Summer is the most difficult season to forecast for the Southeast. The El Niño — Southern Oscillation ocean-atmosphere pattern, or ENSO, gives atmospheric scientists good guidance on what weather to expect during winter and early spring. But during the summer, ENSO has little impact on temperatures and rainfall in the Southeast. Because of this, atmospheric scientists must use other information for forecasts.
One of the best indicators of climate over a period of several weeks is persistence. Persistence means the current climate pattern will continue for a period of time. Since Georgia has been warmer and drier than normal since March, the persistence outlook is for Georgia to remain warmer and drier than normal for the next several weeks.
An additional indicator is the current drought. Even with normal temperatures and rain during the summer, Georgia soils continue to dry, and stream flows drop. Even if Georgia receives normal rain this summer, the drought is expected to continue.
Drought and warmer-than-normal temperatures go together and typically reinforce each other. Dry soils mean that more energy from the sun heats the soil and the air above it. Warmer temperatures mean that the soils lose more water to evaporation and plant water use.
With drought conditions leading to higher temperatures, the current drought indicates an outlook of warmer-than-normal temperatures.
More difficult for thunderstorms to form
During the summer, much of the rain that Georgia receives is from scattered afternoon and evening thunderstorms. With local soil moisture low, there is less moisture available locally for the development of these afternoon or evening storms. The lack of moisture locally argues for a drier-than-normal summer.
During droughts, it is common for a region to experience “sinking air” from higher up in the atmosphere.
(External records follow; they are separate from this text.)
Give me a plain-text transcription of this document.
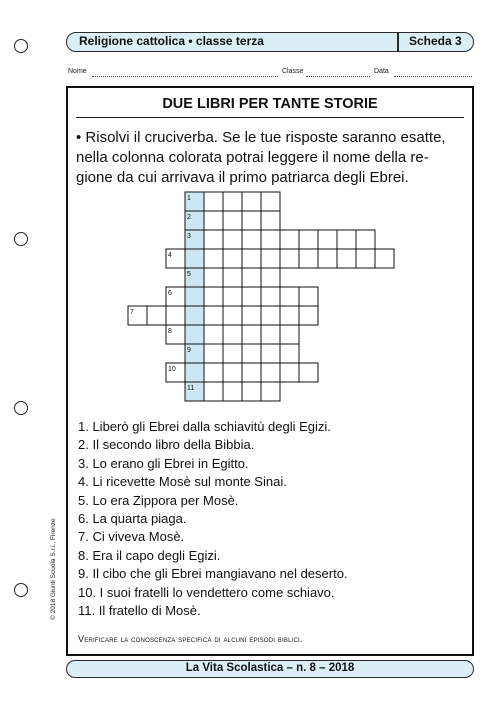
Religione cattolica • classe terza	Scheda 3
Nome	Classe	Data
DUE LIBRI PER TANTE STORIE
• Risolvi il cruciverba. Se le tue risposte saranno esatte,
nella colonna colorata potrai leggere il nome della re-
gione da cui arrivava il primo patriarca degli Ebrei.
1
2
3
4
5
6
7
8
9
10
11
1. Liberò gli Ebrei dalla schiavitù degli Egizi.
2. Il secondo libro della Bibbia.
3. Lo erano gli Ebrei in Egitto.
4. Li ricevette Mosè sul monte Sinai.
5. Lo era Zippora per Mosè.
6. La quarta piaga.
7. Ci viveva Mosè.
8. Era il capo degli Egizi.
9. Il cibo che gli Ebrei mangiavano nel deserto.
10. I suoi fratelli lo vendettero come schiavo.
11. Il fratello di Mosè.
Verificare la conoscenza specifica di alcuni episodi biblici.
© 2018 Giunti Scuola S.r.l., Firenze
La Vita Scolastica – n. 8 – 2018
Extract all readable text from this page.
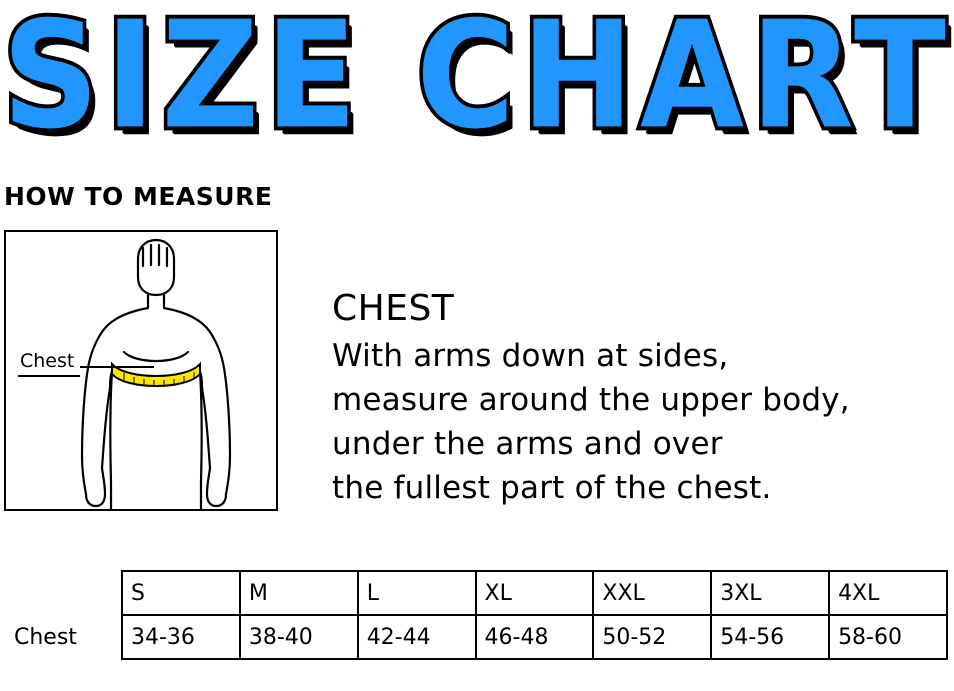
SIZE CHART
HOW TO MEASURE
Chest
CHEST
With arms down at sides,
measure around the upper body,
under the arms and over
the fullest part of the chest.
	S	M	L	XL	XXL	3XL	4XL
Chest	34-36	38-40	42-44	46-48	50-52	54-56	58-60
This makes it difficult for scattered afternoon and evening thunderstorms to develop. Sinking air also compresses and warms. This is another example of how temperature and drought reinforce each other.
The summer outlook for the mountain counties is more uncertain. The mountains have received more rain than southern Georgia. The mountain counties are on a dividing line between a region to the south expecting a warmer and drier summer and a region to the north expecting a cooler and wetter-than-normal summer. The mountain counties will probably experience a warmer and drier-than-normal summer, but the confidence of this outlook is low.
By the middle of August, the tropics are usually becoming very active. Much of Georgia’s late summer and fall rains come from tropical weather systems such as tropical storms or hurricanes.
This hurricane season is expected to be more active than normal. Unfortunately, atmospheric scientists do not have the ability to forecast how many of the storms will make landfall. An active hurricane season gives us no guidance on the chances of Georgia experiencing tropical weather.
If Georgia receives tropical weather, widespread temporary drought relief can occur. If the tropical activity occurs earlier than typical, then warmer and drier-than-normal weather could end earlier than expected this summer. If Georgia doesn’t receive tropical weather this summer, then the current drought will persist into fall.
(David Stooksbury is the state climatologist, a professor of engineering and graduate coordinator for atmospheric sciences in the University of Georgia College of Agricultural and Environmental Sciences.)